EP votes for stricter Landfill Directive

The European Parliament has approved the draft EC Landfill Directive, at it's second reading, with a number of amendments to tighten up the text and reduce extensions for countries heavily reliant on landfill.

The Directive is intended to reduce the amount of waste going into landfill tips over a 15-20 year period, and to ensure that the waste that is landfilled does not cause environmental harm. The Parliament’s Environment Committee successfully proposed 19 amendments to the text from the Council of Ministers. These included one stipulating a 25% limit on the amount of biodegradable wastes going to landfill instead of the 35% figure agreed by Council and another designed to reduce, from 4 years to 2 years, the extra time given to countries such as the UK and Ireland where 80% of waste ends up in landfill.

Other amendments include reporting requirements, enabling economic measures such as a landfill tax, a minimum of 30 years post-closure monitoring of landfill sites, and no time limit on the liability of operators for damage caused by their activities.

This is the EU’s second attempt at a landfill directive – the previous one failed after the Parliament rejected it at second reading, considering it too full of exemptions.
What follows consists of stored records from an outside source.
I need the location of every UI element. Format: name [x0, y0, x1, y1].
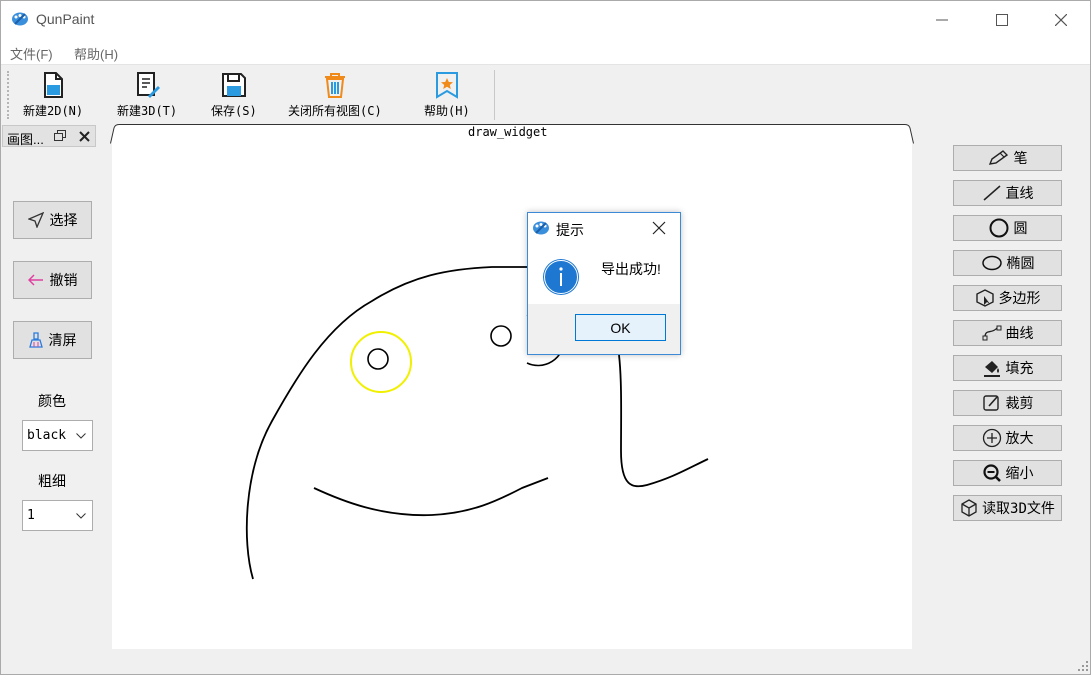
- message-dialog: 提示 导出成功! OK: [527, 212, 681, 355]
- toolbar-separator: [494, 70, 495, 120]
- help-button[interactable]: 帮助(H): [424, 71, 470, 121]
- close-all-views-button[interactable]: 关闭所有视图(C): [288, 71, 382, 121]
- menu-help[interactable]: 帮助(H): [74, 44, 118, 63]
- save-button[interactable]: 保存(S): [211, 71, 257, 121]
- fill-bucket-icon: [983, 361, 1000, 377]
- tool-load-3d-button[interactable]: 读取3D文件: [953, 495, 1062, 521]
- highlight-circle: [350, 331, 412, 393]
- width-label: 粗细: [38, 473, 66, 489]
- body-curve: [618, 354, 709, 488]
- tool-zoom-out-button[interactable]: 缩小: [953, 460, 1062, 486]
- circle-icon: [989, 218, 1008, 238]
- canvas-title: draw_widget: [468, 125, 548, 139]
- document-edit-icon: [137, 72, 161, 98]
- maximize-button[interactable]: [979, 1, 1025, 39]
- cursor-arrow-icon: [27, 212, 44, 228]
- palette-icon: [12, 12, 28, 26]
- width-select[interactable]: 1: [22, 500, 93, 531]
- tool-ellipse-button[interactable]: 椭圆: [953, 250, 1062, 276]
- dock-close-icon[interactable]: [79, 131, 90, 142]
- new-2d-button[interactable]: 新建2D(N): [23, 71, 83, 121]
- mouth: [313, 477, 549, 517]
- dialog-message: 导出成功!: [601, 261, 661, 277]
- drawing: [245, 266, 709, 580]
- info-icon: [543, 259, 579, 295]
- app-window: QunPaint 文件(F) 帮助(H) 新建2D(N) 新建3D(T) 保存(…: [0, 0, 1091, 675]
- broom-icon: [28, 332, 43, 348]
- curve-icon: [982, 325, 1001, 341]
- toolbar: 新建2D(N) 新建3D(T) 保存(S) 关闭所有视图(C) 帮助(H): [1, 66, 1090, 123]
- eye-right-inner: [490, 325, 512, 347]
- minimize-button[interactable]: [919, 1, 965, 39]
- tool-fill-button[interactable]: 填充: [953, 355, 1062, 381]
- close-button[interactable]: [1038, 1, 1084, 39]
- menu-file[interactable]: 文件(F): [10, 44, 53, 63]
- tool-pen-button[interactable]: 笔: [953, 145, 1062, 171]
- pencil-icon: [988, 150, 1008, 165]
- new-file-icon: [44, 72, 64, 98]
- arrow-left-icon: [27, 274, 43, 286]
- zoom-in-icon: [982, 428, 1001, 448]
- title-bar: QunPaint: [1, 1, 1090, 39]
- cube-icon: [961, 499, 977, 517]
- tool-line-button[interactable]: 直线: [953, 180, 1062, 206]
- tool-zoom-in-button[interactable]: 放大: [953, 425, 1062, 451]
- new-3d-button[interactable]: 新建3D(T): [117, 71, 177, 121]
- select-button[interactable]: 选择: [13, 201, 92, 239]
- chevron-down-icon: [76, 433, 86, 439]
- window-title: QunPaint: [36, 11, 95, 27]
- color-select[interactable]: black: [22, 420, 93, 451]
- tool-crop-button[interactable]: 裁剪: [953, 390, 1062, 416]
- drawing-canvas[interactable]: [112, 141, 912, 649]
- palette-icon: [533, 221, 549, 235]
- chevron-down-icon: [76, 513, 86, 519]
- dock-title-bar[interactable]: 画图...: [2, 125, 96, 147]
- crop-icon: [982, 395, 999, 411]
- close-icon: [1055, 14, 1067, 26]
- dock-title: 画图...: [7, 132, 44, 147]
- clear-button[interactable]: 清屏: [13, 321, 92, 359]
- eye-left: [367, 348, 389, 370]
- head-outline: [245, 266, 532, 580]
- tool-circle-button[interactable]: 圆: [953, 215, 1062, 241]
- dialog-button-area: OK: [528, 304, 680, 354]
- undo-button[interactable]: 撤销: [13, 261, 92, 299]
- dialog-close-icon[interactable]: [652, 221, 666, 235]
- resize-grip-icon[interactable]: [1078, 661, 1088, 671]
- dialog-title: 提示: [556, 222, 584, 238]
- menu-bar: 文件(F) 帮助(H): [1, 39, 1090, 65]
- zoom-out-icon: [982, 464, 1001, 482]
- save-icon: [221, 73, 246, 97]
- float-icon[interactable]: [54, 130, 66, 142]
- ok-button[interactable]: OK: [575, 314, 666, 341]
- tool-polygon-button[interactable]: 多边形: [953, 285, 1062, 311]
- maximize-icon: [996, 14, 1008, 26]
- tool-curve-button[interactable]: 曲线: [953, 320, 1062, 346]
- trash-icon: [324, 73, 345, 98]
- line-icon: [983, 185, 1000, 201]
- polygon-icon: [975, 289, 994, 307]
- minimize-icon: [936, 19, 948, 21]
- color-label: 颜色: [38, 393, 66, 409]
- toolbar-grip[interactable]: [7, 71, 9, 119]
- ellipse-icon: [981, 255, 1002, 271]
- help-star-icon: [435, 72, 458, 99]
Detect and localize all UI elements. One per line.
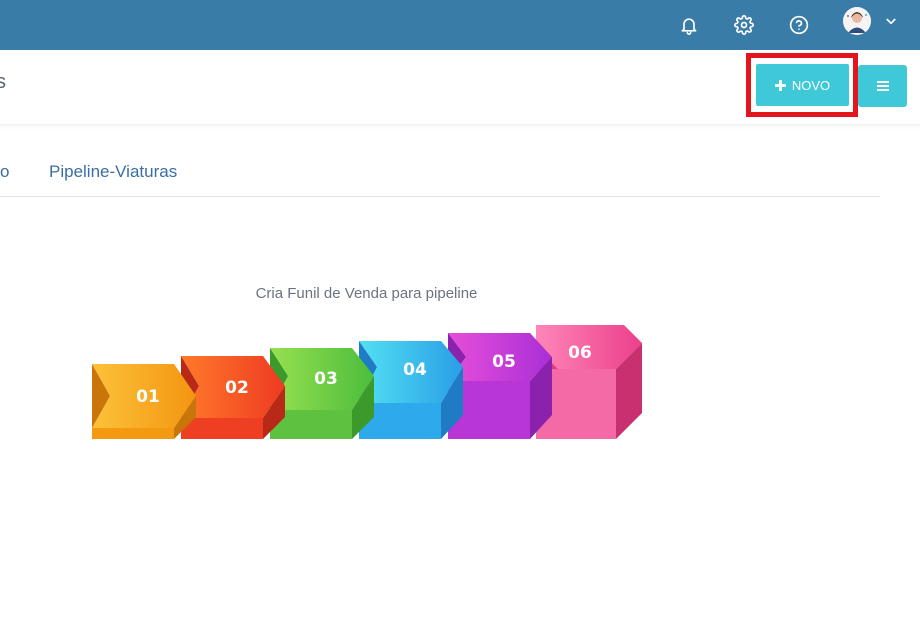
funnel-step-06-label: 06 bbox=[568, 343, 592, 363]
funnel-step-01: 01 bbox=[92, 364, 196, 439]
funnel-step-05: 05 bbox=[448, 333, 552, 439]
gear-icon[interactable] bbox=[727, 8, 761, 42]
funnel-step-02-label: 02 bbox=[225, 378, 249, 398]
tab-previous[interactable]: o bbox=[0, 162, 9, 182]
help-icon[interactable] bbox=[782, 8, 816, 42]
tab-pipeline-viaturas[interactable]: Pipeline-Viaturas bbox=[49, 162, 177, 182]
funnel-step-05-label: 05 bbox=[492, 352, 516, 372]
funnel-step-02: 02 bbox=[181, 356, 285, 439]
bell-icon[interactable] bbox=[672, 8, 706, 42]
empty-state-caption: Cria Funil de Venda para pipeline bbox=[255, 285, 478, 302]
avatar[interactable] bbox=[843, 7, 871, 35]
top-navbar bbox=[0, 0, 920, 50]
plus-icon bbox=[774, 79, 786, 91]
funnel-step-01-label: 01 bbox=[136, 387, 160, 407]
pipeline-tabs: o Pipeline-Viaturas bbox=[0, 150, 880, 197]
funnel-step-03-label: 03 bbox=[314, 369, 338, 389]
page-title: s bbox=[0, 71, 6, 93]
menu-button[interactable] bbox=[858, 65, 907, 107]
new-button[interactable]: NOVO bbox=[756, 64, 849, 106]
funnel-step-04-label: 04 bbox=[403, 360, 427, 380]
chevron-down-icon[interactable] bbox=[882, 12, 900, 30]
new-button-label: NOVO bbox=[791, 77, 831, 93]
funnel-step-04: 04 bbox=[359, 341, 463, 439]
funnel-step-03: 03 bbox=[270, 348, 374, 439]
hamburger-icon bbox=[876, 81, 889, 91]
funnel-illustration: 06 05 04 03 02 01 bbox=[92, 325, 642, 439]
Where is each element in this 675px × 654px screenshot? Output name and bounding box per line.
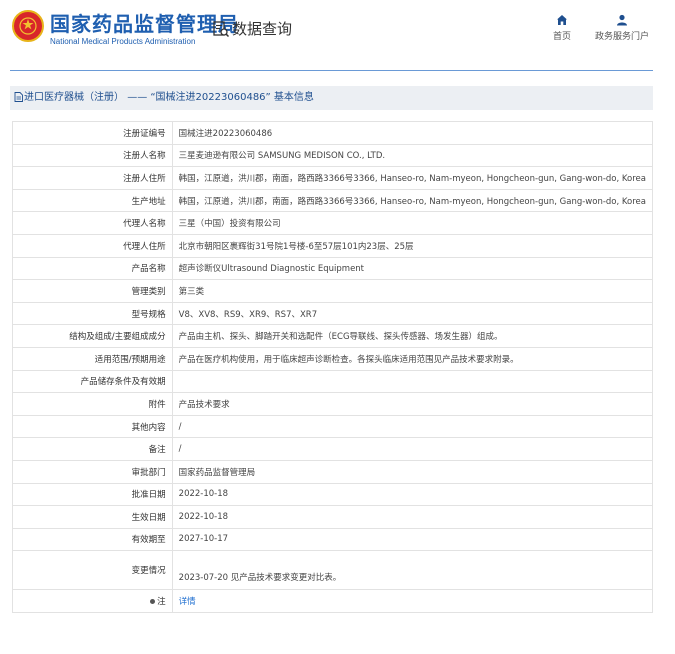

The text will now go back to the Council of Ministers, who may accept or reject the amendments before finally approving the Directive. Environment Commissioner, Ritt Bjerregaard, gave her backing to most of the amendments, and has said that she expects the Directive to be approved this year.

According to figures from the Commission, 65% of Europe’s waste was landfilled in both 1990 and 1995, while recycling grew from 4% in 1990 to 10% in 1995.